Choosing Free-Ranging Breeds
There are several things to take into account when deciding which chickens to choose for free-ranging. Chickens best suited to thrive in a free-range environment will have good visibility, strong foraging instinct, awareness of predators, and coloration to blend with their environment.
Chickens such as Polishes and Houdans with large crests covering their eyes have limited visibility. Birds with limited visibility are much more vulnerable to predator attacks since they can’t see what’s coming for them.
Heritage breeds are generally best suited for free-ranging because they have strong instincts such as the desire to forage and awareness of predators. Newer, more commercialized breeds are bred solely for production and don’t have the natural instincts like the older breeds.

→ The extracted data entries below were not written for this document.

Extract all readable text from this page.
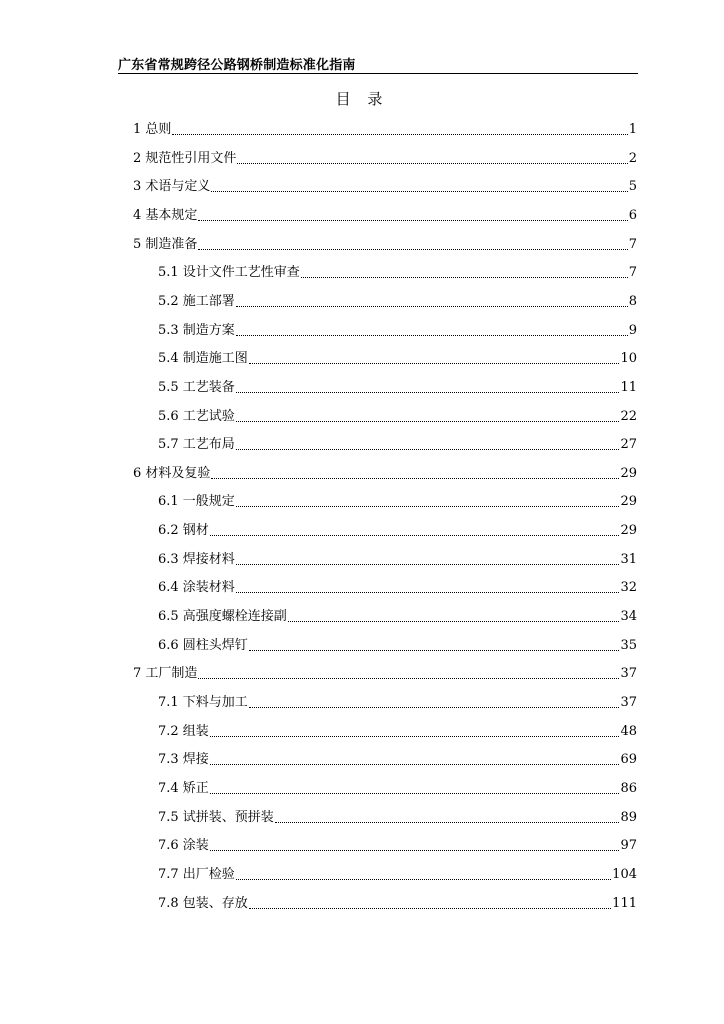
广东省常规跨径公路钢桥制造标准化指南
目 录
1 总则	1
2 规范性引用文件	2
3 术语与定义	5
4 基本规定	6
5 制造准备	7
5.1 设计文件工艺性审查	7
5.2 施工部署	8
5.3 制造方案	9
5.4 制造施工图	10
5.5 工艺装备	11
5.6 工艺试验	22
5.7 工艺布局	27
6 材料及复验	29
6.1 一般规定	29
6.2 钢材	29
6.3 焊接材料	31
6.4 涂装材料	32
6.5 高强度螺栓连接副	34
6.6 圆柱头焊钉	35
7 工厂制造	37
7.1 下料与加工	37
7.2 组装	48
7.3 焊接	69
7.4 矫正	86
7.5 试拼装、预拼装	89
7.6 涂装	97
7.7 出厂检验	104
7.8 包装、存放	111
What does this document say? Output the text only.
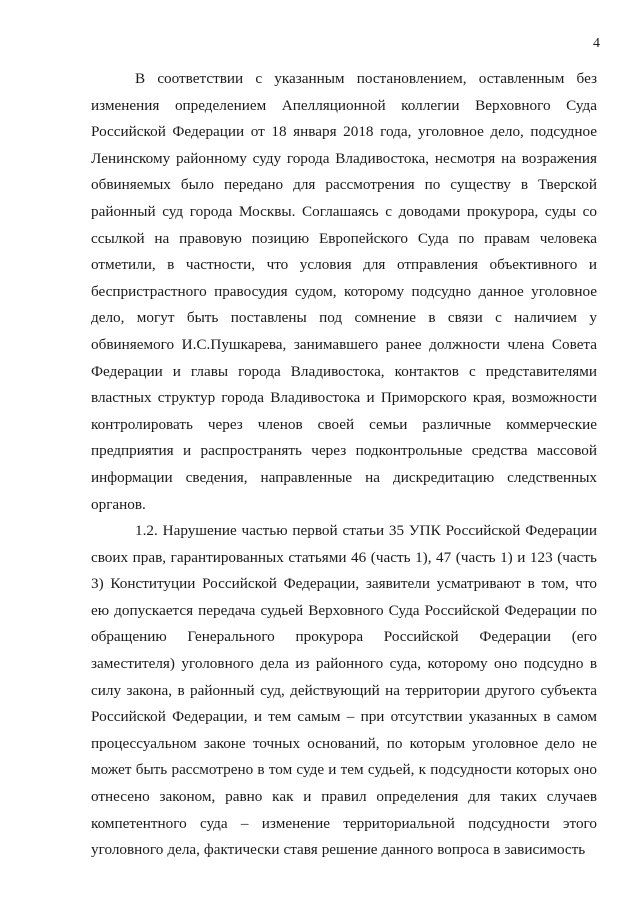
4

В соответствии с указанным постановлением, оставленным без изменения определением Апелляционной коллегии Верховного Суда Российской Федерации от 18 января 2018 года, уголовное дело, подсудное Ленинскому районному суду города Владивостока, несмотря на возражения обвиняемых было передано для рассмотрения по существу в Тверской районный суд города Москвы. Соглашаясь с доводами прокурора, суды со ссылкой на правовую позицию Европейского Суда по правам человека отметили, в частности, что условия для отправления объективного и беспристрастного правосудия судом, которому подсудно данное уголовное дело, могут быть поставлены под сомнение в связи с наличием у обвиняемого И.С.Пушкарева, занимавшего ранее должности члена Совета Федерации и главы города Владивостока, контактов с представителями властных структур города Владивостока и Приморского края, возможности контролировать через членов своей семьи различные коммерческие предприятия и распространять через подконтрольные средства массовой информации сведения, направленные на дискредитацию следственных органов.

1.2. Нарушение частью первой статьи 35 УПК Российской Федерации своих прав, гарантированных статьями 46 (часть 1), 47 (часть 1) и 123 (часть 3) Конституции Российской Федерации, заявители усматривают в том, что ею допускается передача судьей Верховного Суда Российской Федерации по обращению Генерального прокурора Российской Федерации (его заместителя) уголовного дела из районного суда, которому оно подсудно в силу закона, в районный суд, действующий на территории другого субъекта Российской Федерации, и тем самым – при отсутствии указанных в самом процессуальном законе точных оснований, по которым уголовное дело не может быть рассмотрено в том суде и тем судьей, к подсудности которых оно отнесено законом, равно как и правил определения для таких случаев компетентного суда – изменение территориальной подсудности этого уголовного дела, фактически ставя решение данного вопроса в зависимость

We all know how camouflaging works, chickens with certain feather patterns will do better than others because of their visibility. Choosing a white chicken to free-range versus a brown hen with white speckles can have very different results.
Top 5 Free-Ranging Breeds
1. Speckled Sussex
Speckled Sussex chickens are well suited to free-ranging for many different reasons. The feathers these pretty birds sport make an excellent camouflage to help them safely forage. As far as instincts go, this heritage chicken does quite well at foraging and watching out for potential dangers.
Buckeye chickens are another heritage breed that has a deeply rooted foraging instinct that makes them excellent for finding their own food. The deep brown color on Buckeyes also makes them easier to hide while free-ranging than a plain white chicken.
3. Plymouth Rock
Plymouth Rocks, more specifically Barred Rocks, are a well-loved chicken for more than just their free-ranging capabilities. These birds are excellent egg layers and friendly chickens that are wary of potential dangers that could harm them while free-ranging.
4. Egyptian Fayoumi
Egyptian Fayoumis are not the friendliest chickens around, but their flightiness definitely comes in handy when it comes to avoiding predators. An Egyptian Fayoumi has the camouflage and wits about it to have a good chance at remaining unharmed when they are out foraging.

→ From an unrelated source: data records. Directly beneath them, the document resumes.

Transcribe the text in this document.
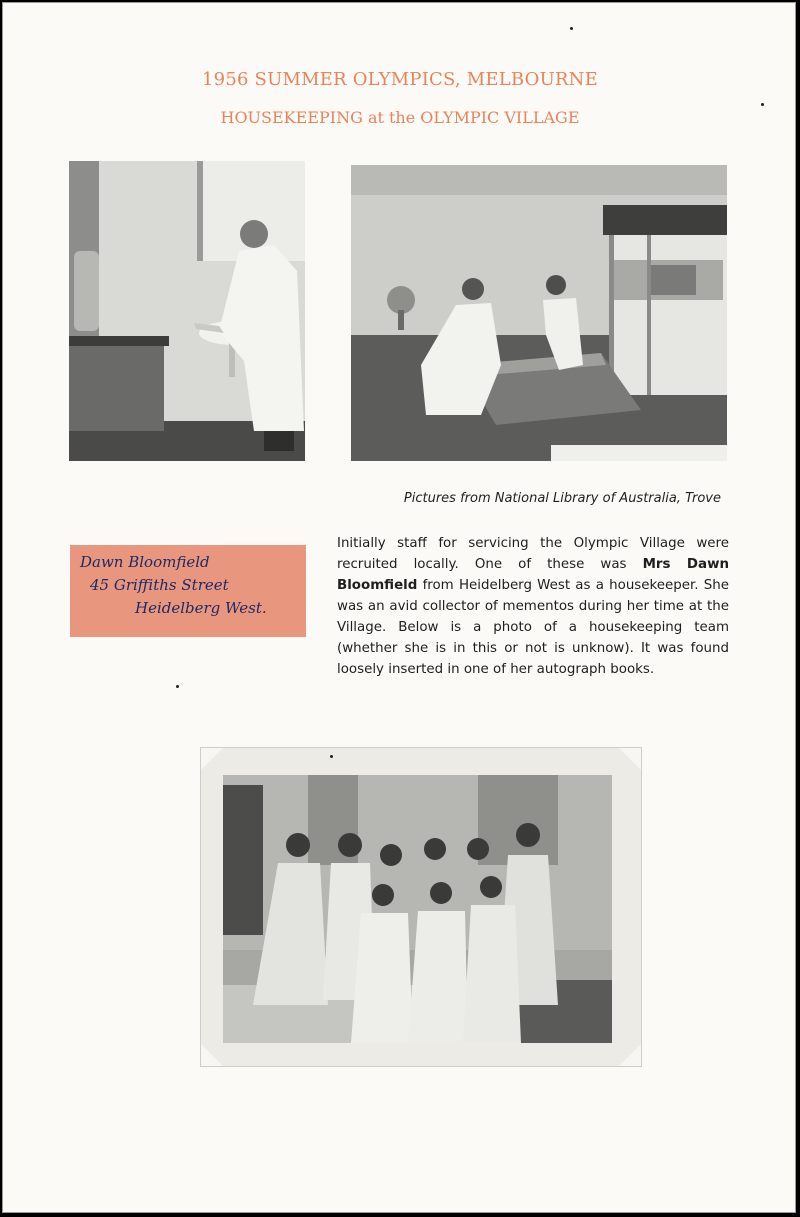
1956 SUMMER OLYMPICS, MELBOURNE
HOUSEKEEPING at the OLYMPIC VILLAGE
Pictures from National Library of Australia, Trove
Dawn Bloomfield
45 Griffiths Street
Heidelberg West.
Initially staff for servicing the Olympic Village were recruited locally. One of these was Mrs Dawn Bloomfield from Heidelberg West as a housekeeper. She was an avid collector of mementos during her time at the Village. Below is a photo of a housekeeping team (whether she is in this or not is unknow). It was found loosely inserted in one of her autograph books.
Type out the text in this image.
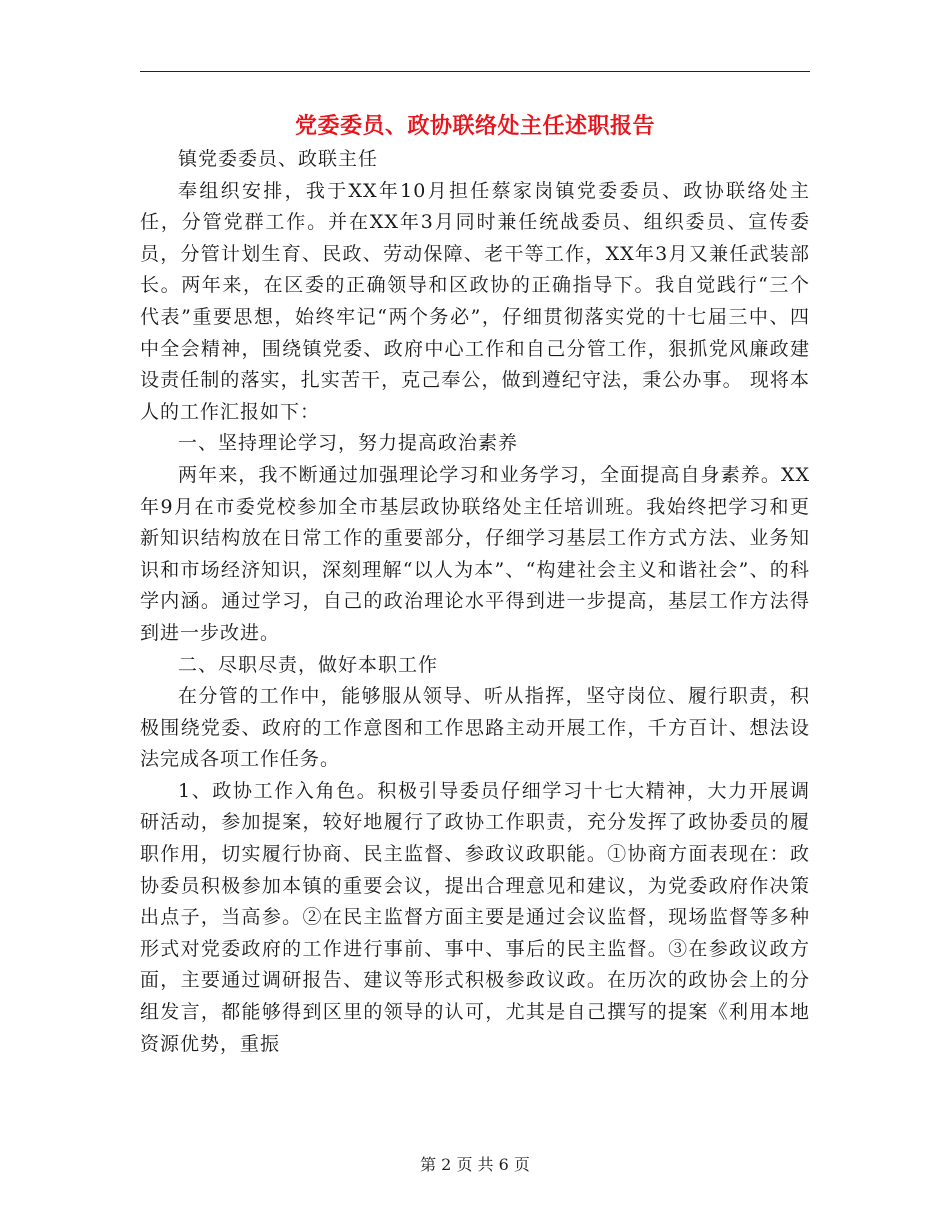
党委委员、政协联络处主任述职报告

镇党委委员、政联主任

奉组织安排，我于XX年10月担任蔡家岗镇党委委员、政协联络处主任，分管党群工作。并在XX年3月同时兼任统战委员、组织委员、宣传委员，分管计划生育、民政、劳动保障、老干等工作，XX年3月又兼任武装部长。两年来，在区委的正确领导和区政协的正确指导下。我自觉践行“三个代表”重要思想，始终牢记“两个务必”，仔细贯彻落实党的十七届三中、四中全会精神，围绕镇党委、政府中心工作和自己分管工作，狠抓党风廉政建设责任制的落实，扎实苦干，克己奉公，做到遵纪守法，秉公办事。 现将本人的工作汇报如下：

一、坚持理论学习，努力提高政治素养

两年来，我不断通过加强理论学习和业务学习，全面提高自身素养。XX年9月在市委党校参加全市基层政协联络处主任培训班。我始终把学习和更新知识结构放在日常工作的重要部分，仔细学习基层工作方式方法、业务知识和市场经济知识，深刻理解“以人为本”、“构建社会主义和谐社会”、的科学内涵。通过学习，自己的政治理论水平得到进一步提高，基层工作方法得到进一步改进。

二、尽职尽责，做好本职工作

在分管的工作中，能够服从领导、听从指挥，坚守岗位、履行职责，积极围绕党委、政府的工作意图和工作思路主动开展工作，千方百计、想法设法完成各项工作任务。

1、政协工作入角色。积极引导委员仔细学习十七大精神，大力开展调研活动，参加提案，较好地履行了政协工作职责，充分发挥了政协委员的履职作用，切实履行协商、民主监督、参政议政职能。①协商方面表现在：政协委员积极参加本镇的重要会议，提出合理意见和建议，为党委政府作决策出点子，当高参。②在民主监督方面主要是通过会议监督，现场监督等多种形式对党委政府的工作进行事前、事中、事后的民主监督。③在参政议政方面，主要通过调研报告、建议等形式积极参政议政。在历次的政协会上的分组发言，都能够得到区里的领导的认可，尤其是自己撰写的提案《利用本地资源优势，重振

第 2 页 共 6 页
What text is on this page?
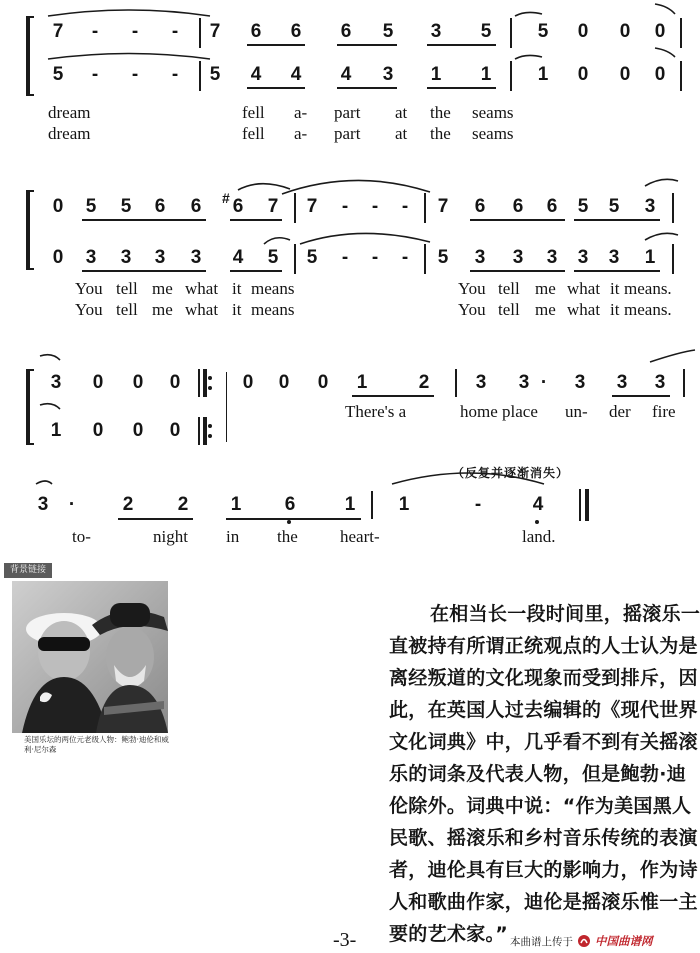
7	-	-	-	7 6 6 6 5 3 5 5 0 0 0
5	-	-	-	5 4 4 4 3 1 1 1 0 0 0
dream	fell a- part at the seams
dream	fell a- part at the seams
0 5 5 6 6	# 6 7 7	-	-	-	7 6 6 6 5 5 3
0 3 3 3 3 4 5 5	-	-	-	5 3 3 3 3 3 1
You tell me what it means	You tell me what it means.
You tell me what it means	You tell me what it means.
3 0 0 0	0 0 0 1	2 3 3 ·	3 3 3
1 0 0 0
There's a	home place un- der fire
（反复并逐渐消失）
3	·	2 2 1 6	1 1	-	4
to-	night in the heart-	land.
背景链接
美国乐坛的两位元老级人物：鲍勃·迪伦和威利·尼尔森
在相当长一段时间里，摇滚乐一
直被持有所谓正统观点的人士认为是
离经叛道的文化现象而受到排斥，因
此，在英国人过去编辑的《现代世界
文化词典》中，几乎看不到有关摇滚
乐的词条及代表人物，但是鲍勃·迪
伦除外。词典中说：“作为美国黑人
民歌、摇滚乐和乡村音乐传统的表演
者，迪伦具有巨大的影响力，作为诗
人和歌曲作家，迪伦是摇滚乐惟一主
要的艺术家。”
-3-	本曲谱上传于 中国曲谱网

Welsummers are a fun breed to have around for more than just their free-ranging capabilities. This beautiful chicken is an excellent free ranger that lays gorgeous chocolate brown eggs to spice up any egg basket.
Alternative Options to Free-Ranging
It’s quite obvious that there are significant advantages to free-ranging, but it isn’t always picture perfect. You may decide that the drawbacks or your current situation just don’t make it worth it for you to free-range your flock. There is a setup for every chicken keeper, so if free-ranging doesn’t work out, there may be some good alternatives.
1. Electric Netting
Electric poultry netting is an excellent choice to give your birds a free-range environment without giving them free rein over the farm. Different lengths of poultry netting can be purchased and connected together to lengthen the run and give your birds extra room.
For chicken keepers with space to move their flock around, the poultry net is only semi-permanent, which means you can move it to fresh grass as needed. With the helpful aspect of electric fencing, your flock should stay safe from predators.
2. Chicken Tractors
Chicken tractors are another excellent alternative to free-ranging to make sure your birds still get access to fresh grass. There are many plans and designs for chicken tractors to fit your specific flock needs. With chicken tractors, you can be assured that your flock is safe from aerial predators, but still reap the benefits of a foraged diet.
Making the Best Decision for Your Flock
Although free-ranging has numerous benefits, it’s not for everyone and it’s okay if it isn’t for you and your farm. Carefully consider the aspects of your flock and farm to decide what the best choice is for your chickens. Luckily, farming comes in all shapes and sizes and there’s no right or wrong way to do it!